Democratic Leader Nancy Pelosi joined San Francisco faith leaders today at an interfaith prayer service at the Martin Luther King Jr. Memorial Waterfall in the Yerba Buena Gardens. This service was part of the Dr. Martin Luther King Jr. Birthday Celebration entitled "Sustaining the Dream: Through Community and Service." The service honored the Rev. Dr. Amos Brown, a former student of Dr. King and national board member and president of the San Francisco Chapter of the NAACP, for a lifetime of service to the civil rights movement. Below are the Leader's remarks as prepared for delivery.
"In this difficult week, let us come together in the spirit of St. Francis, the namesake of our city: "where there is darkness, bringing light where there is sadness, bringing joy.'
"It is my privilege to join you today in honoring Rev. Dr. Amos Brown, who was a student of Dr. King at Morehouse College. As a leader in his congregation, in our City and in our Country, he has dedicated himself to spreading Dr. King's words and work. He has offered sanctuary to refugees, expanded opportunities for women in his church, worked to end violence in our communities, provided academic opportunity for young people, and rallied communities of faith in support of marriage equality. Thank you, Rev. Brown, for your leadership and your service to our community and to our nation.
"Every year, Martin Luther King Day offers our nation a time for service and for reflection. Today, as we come together in a prayerful way, we reflect upon the tragedy in Arizona, and share our continued prayers for Congresswoman Gabby Giffords, her staff, and her constituents, and those who lost a loved one.
"In this time of anguish, we seek renewed commitment to hope, to civility, to peace among the American people. In this time of sadness, we come together as a community to recommit to a fundamental tenet of American democracy: political disagreement and dissent must never violate our nation's values, as expressed in the Constitution, of free expression, speech, and peaceful assembly. Let us engage in a contest of ideas, never violence.
"Non-violence was one of Dr. King's many lessons for us. During the 1950s, Dr. King and his wife, Coretta Scott King, traveled to India to study the nonviolence that was preached by Mahatma Gandhi. And it was there that they learned that the Sanskrit word for nonviolence -- satyagraha - translates, literally, to "truth insistence.'
"Dr. and Mrs. King dedicated their lives to insisting upon the truth -- the truth about racial inequality, poverty, and all injustices. Today, let us pick up their torch. Today, let their faith inspire our faith; let their good works inspire good works of our own. Today, and every day, let us insist upon the truth.

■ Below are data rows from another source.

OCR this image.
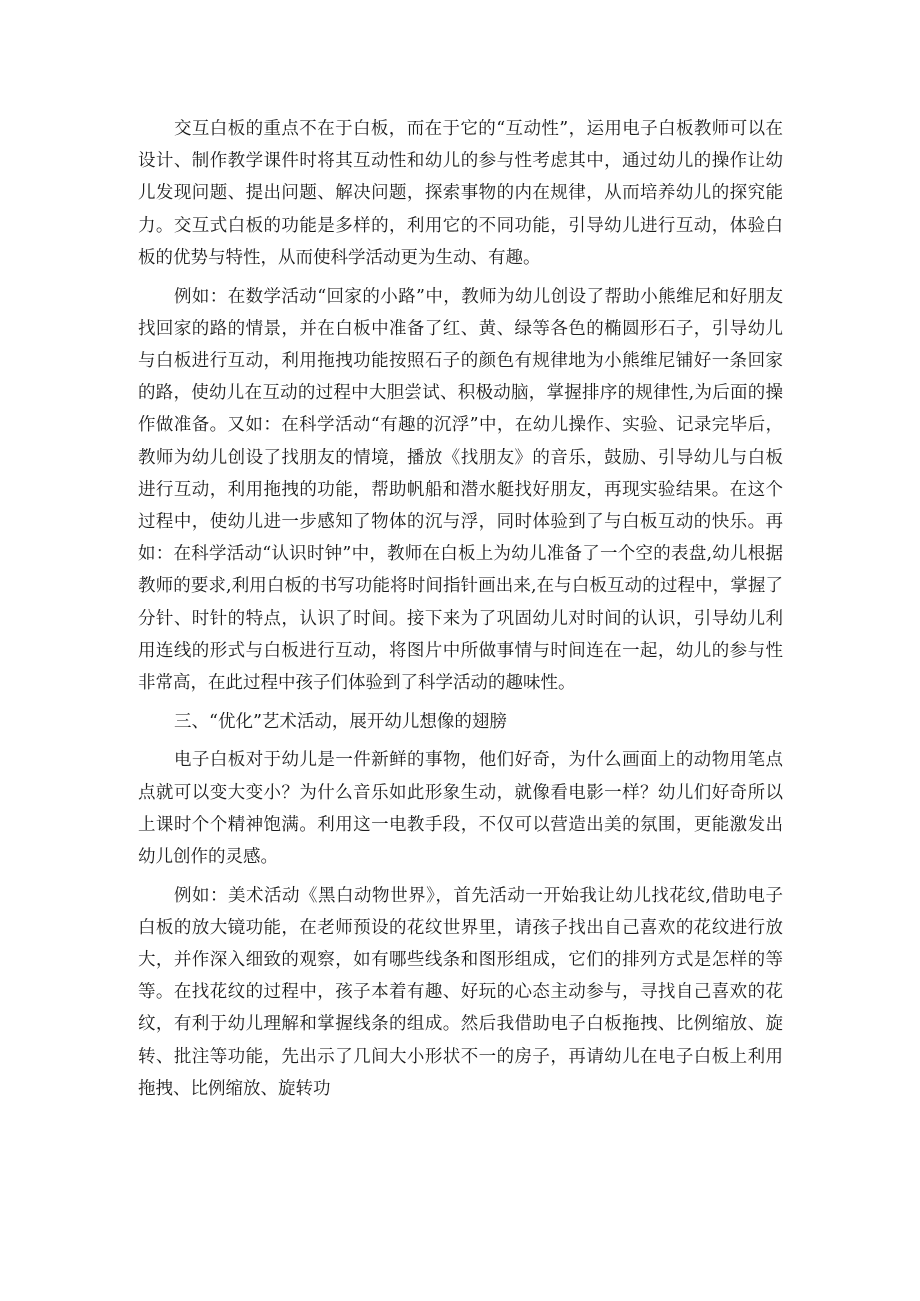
交互白板的重点不在于白板，而在于它的“互动性”，运用电子白板教师可以在设计、制作教学课件时将其互动性和幼儿的参与性考虑其中，通过幼儿的操作让幼儿发现问题、提出问题、解决问题，探索事物的内在规律，从而培养幼儿的探究能力。交互式白板的功能是多样的，利用它的不同功能，引导幼儿进行互动，体验白板的优势与特性，从而使科学活动更为生动、有趣。

例如：在数学活动“回家的小路”中，教师为幼儿创设了帮助小熊维尼和好朋友找回家的路的情景，并在白板中准备了红、黄、绿等各色的椭圆形石子，引导幼儿与白板进行互动，利用拖拽功能按照石子的颜色有规律地为小熊维尼铺好一条回家的路，使幼儿在互动的过程中大胆尝试、积极动脑，掌握排序的规律性,为后面的操作做准备。又如：在科学活动“有趣的沉浮”中，在幼儿操作、实验、记录完毕后，教师为幼儿创设了找朋友的情境，播放《找朋友》的音乐，鼓励、引导幼儿与白板进行互动，利用拖拽的功能，帮助帆船和潜水艇找好朋友，再现实验结果。在这个过程中，使幼儿进一步感知了物体的沉与浮，同时体验到了与白板互动的快乐。再如：在科学活动“认识时钟”中，教师在白板上为幼儿准备了一个空的表盘,幼儿根据教师的要求,利用白板的书写功能将时间指针画出来,在与白板互动的过程中，掌握了分针、时针的特点，认识了时间。接下来为了巩固幼儿对时间的认识，引导幼儿利用连线的形式与白板进行互动，将图片中所做事情与时间连在一起，幼儿的参与性非常高，在此过程中孩子们体验到了科学活动的趣味性。

三、“优化”艺术活动，展开幼儿想像的翅膀

电子白板对于幼儿是一件新鲜的事物，他们好奇，为什么画面上的动物用笔点点就可以变大变小？为什么音乐如此形象生动，就像看电影一样？幼儿们好奇所以上课时个个精神饱满。利用这一电教手段，不仅可以营造出美的氛围，更能激发出幼儿创作的灵感。

例如：美术活动《黑白动物世界》，首先活动一开始我让幼儿找花纹,借助电子白板的放大镜功能，在老师预设的花纹世界里，请孩子找出自己喜欢的花纹进行放大，并作深入细致的观察，如有哪些线条和图形组成，它们的排列方式是怎样的等等。在找花纹的过程中，孩子本着有趣、好玩的心态主动参与，寻找自己喜欢的花纹，有利于幼儿理解和掌握线条的组成。然后我借助电子白板拖拽、比例缩放、旋转、批注等功能，先出示了几间大小形状不一的房子，再请幼儿在电子白板上利用拖拽、比例缩放、旋转功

"This year, in Washington, we will finally unveil the magnificent Martin Luther King memorial. It will stand on an axis between the memorials of two other great Americans -- Thomas Jefferson, who penned some of our foundational ideas about liberty, and Abraham Lincoln, who risked everything to preserve the meaning of our founding documents. It will be a great day when Dr. King stands among our greatest Presidents as a symbol of justice and equality -- our nation's heritage and our hope.
"As Dr. King said on the eve of his death, "we, as a people, will get to the Promised Land.' As President Obama said Wednesday night, "All of us - we should do everything we can to make sure this country lives up to our children's expectations.'
"In the spirit of Dr. King, in honor of those we lost in Arizona, let us come together in the spirit of peace and understanding and make America's promise real for all of her children."